A LinkerBot, com sede em Pequim, concluiu uma rodada de financiamento da “Série B+” na semana passada, avaliando-a em US$ 3 bilhões. Não disse quando a próxima ronda de financiamento começaria ou se teria como alvo a avaliação anteriormente não revelada de 6 mil milhões de dólares numa ronda de investimento privado ou oferta pública inicial.
Os primeiros patrocinadores da Unicorn, de dois anos, incluem o Ant Group, do Alibaba, e o Hongshan Group, spin-off da Sequoia, enquanto o Zhongguanc Science Park Fund, apoiado pelo estado, o Bank of China Asset Management e a Fosun Capital participaram da última rodada, disse a empresa em um comunicado na quinta-feira.
Atualmente, o LinkerBot detém mais de 80% da participação no mercado global de braços robóticos de alto grau de liberdade (DoF) e planeja aumentar a produção para 10 mil unidades “imediatamente” das atuais 5 mil unidades, disse o CEO Alex Zhou à Reuters.

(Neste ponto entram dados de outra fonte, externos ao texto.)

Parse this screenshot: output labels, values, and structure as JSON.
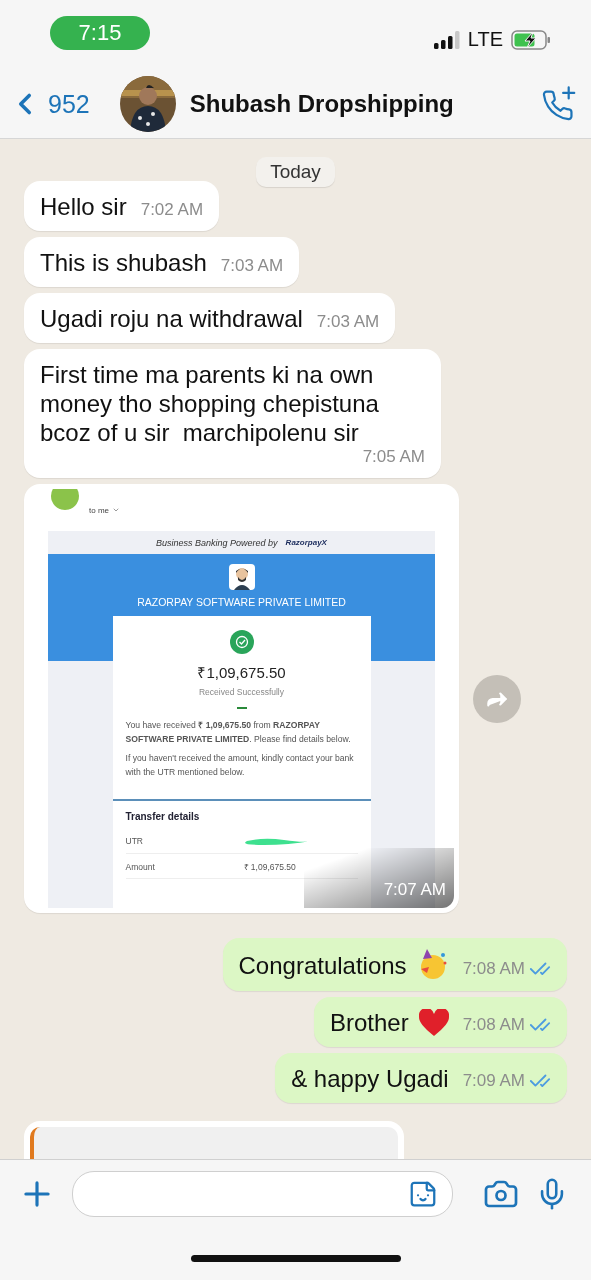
{
  "status_bar": {
    "time": "7:15",
    "network": "LTE"
  },
  "header": {
    "back_count": "952",
    "contact_name": "Shubash Dropshipping"
  },
  "date_badge": "Today",
  "messages": [
    {
      "kind": "text",
      "outgoing": false,
      "text": "Hello sir",
      "time": "7:02 AM"
    },
    {
      "kind": "text",
      "outgoing": false,
      "text": "This is shubash",
      "time": "7:03 AM"
    },
    {
      "kind": "text",
      "outgoing": false,
      "text": "Ugadi roju na withdrawal",
      "time": "7:03 AM"
    },
    {
      "kind": "text",
      "outgoing": false,
      "text": "First time ma parents ki na own money tho shopping chepistuna bcoz of u sir  marchipolenu sir",
      "time": "7:05 AM"
    },
    {
      "outgoing": false,
      "time": "7:07 AM",
      "email": {
        "recipient": "to me",
        "banner": "Business Banking Powered by",
        "banner_logo": "RazorpayX",
        "company": "RAZORPAY SOFTWARE PRIVATE LIMITED",
        "amount": "₹1,09,675.50",
        "status": "Received Successfully",
        "body": [
          "You have received **₹ 1,09,675.50** from **RAZORPAY SOFTWARE PRIVATE LIMITED**. Please find details below.",
          "If you haven't received the amount, kindly contact your bank with the UTR mentioned below."
        ],
        "details_title": "Transfer details",
        "details": [
          {
            "label": "UTR",
            "redacted": true
          },
          {
            "label": "Amount",
            "value": "₹ 1,09,675.50",
            "redacted": false
          }
        ]
      }
    },
    {
      "kind": "text",
      "outgoing": true,
      "text": "Congratulations",
      "sticker": {
        "kind": "party"
      },
      "time": "7:08 AM",
      "read": true
    },
    {
      "kind": "text",
      "outgoing": true,
      "text": "Brother",
      "sticker": {
        "kind": "heart"
      },
      "time": "7:08 AM",
      "read": true
    },
    {
      "kind": "text",
      "outgoing": true,
      "text": "& happy Ugadi",
      "time": "7:09 AM",
      "read": true
    }
  ]
}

O interesse dos investidores na indústria de robótica humanóide da China aumentou este ano depois que líderes de mercado como a Unitree apresentaram os surpreendentes avanços tecnológicos de seus produtos em um desempenho de TV amplamente assistido e na Meia Maratona de Robôs Humanóides de Pequim no mês passado. A Unitree entrou com pedido de IPO em Xangai em março, buscando uma avaliação de até US$ 7 bilhões.

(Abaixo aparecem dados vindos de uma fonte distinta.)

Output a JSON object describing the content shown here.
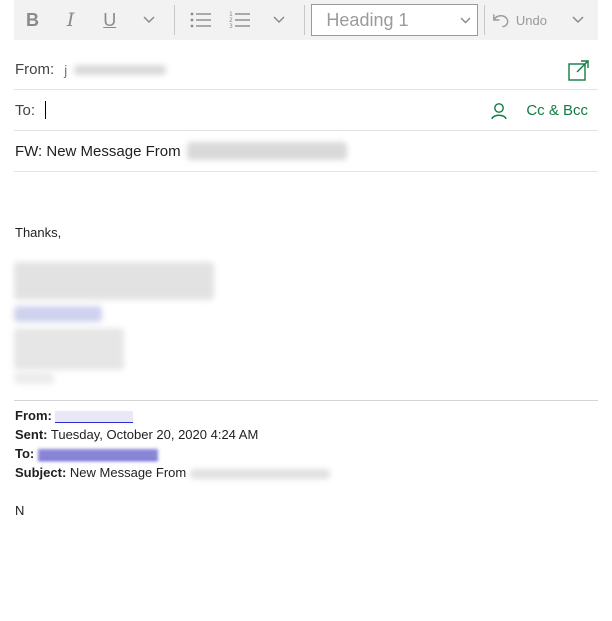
{
  "toolbar": {
    "bold": "B",
    "italic": "I",
    "underline": "U",
    "chevron": "⌄",
    "bullets_icon": "bulleted-list-icon",
    "numbers_icon": "numbered-list-icon",
    "heading_value": "Heading 1",
    "undo_label": "Undo"
  },
  "header": {
    "from_label": "From:",
    "from_value": "j",
    "to_label": "To:",
    "cc_bcc": "Cc & Bcc",
    "subject": "FW: New Message From"
  },
  "body": {
    "thanks": "Thanks,"
  },
  "quoted": {
    "from_label": "From:",
    "sent_label": "Sent:",
    "sent_value": "Tuesday, October 20, 2020 4:24 AM",
    "to_label": "To:",
    "subject_label": "Subject:",
    "subject_value": "New Message From",
    "trailing": "N"
  },
  "colors": {
    "accent": "#107c41",
    "toolbar_bg": "#f2f2f2",
    "link": "#2b2bd6"
  }
}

Ao contrário de fabricantes humanóides concorrentes como o X Square Robot, que se concentra no treinamento de mãos robóticas para tarefas domésticas, o Linkerbot é especializado em artesanato humano de alto valor.
“Não estamos apenas fazendo mãos. Nosso objetivo é replicar toda a biblioteca de habilidades de destreza humana em nosso hardware”, disse Zhou, referindo-se à plataforma LinkerSkillNet da empresa, o maior sistema de coleta de habilidades humanas do mundo real. Capacidades padronizadas e reutilizáveis para braços robóticos, incluindo mais de 500 capacidades até o momento.

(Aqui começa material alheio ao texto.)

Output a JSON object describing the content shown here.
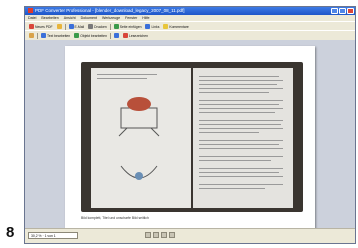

“O braço é a parte mais complexa de todo o robô humanóide. Elon Musk descreveu-o em diversas ocasiões como gastando mais da metade de todo o seu esforço de engenharia no Optimus da Tesla”, disse George Styler, chefe de robótica e automação da consultoria tecnológica Styler.
Musk prometeu que o último modelo Optimus, que será lançado nesta primavera, terá “a capacidade manual de um ser humano”.
Invenção chinesa
Inspirado por seu amor de infância por Doraemon, o gato robótico de desenho animado japonês que carrega inúmeros dispositivos no bolso, o CEO Zhou imagina seus robôs tocando piano, fazendo massagens e até mesmo realizando odontologia: capacidades que ele diz serem “pelo menos três vezes o valor de um laboratório básico”.
Os braços do LinkerBot já podem girar parafusos rapidamente, segurar materiais macios deformáveis, enfiar uma agulha e realizar fabricação de alta precisão. A empresa fornece para alguns dos principais fabricantes de robôs humanóides na China e para alguns gigantes industriais estrangeiros, que a empresa se recusou a divulgar devido a NDAs.
Seu modelo básico leve O6 pesa apenas 370 gramas, mas pode transportar 50 quilos, uma vantagem importante para aplicações industriais que exigem miniaturização e resistência, disse Zhou.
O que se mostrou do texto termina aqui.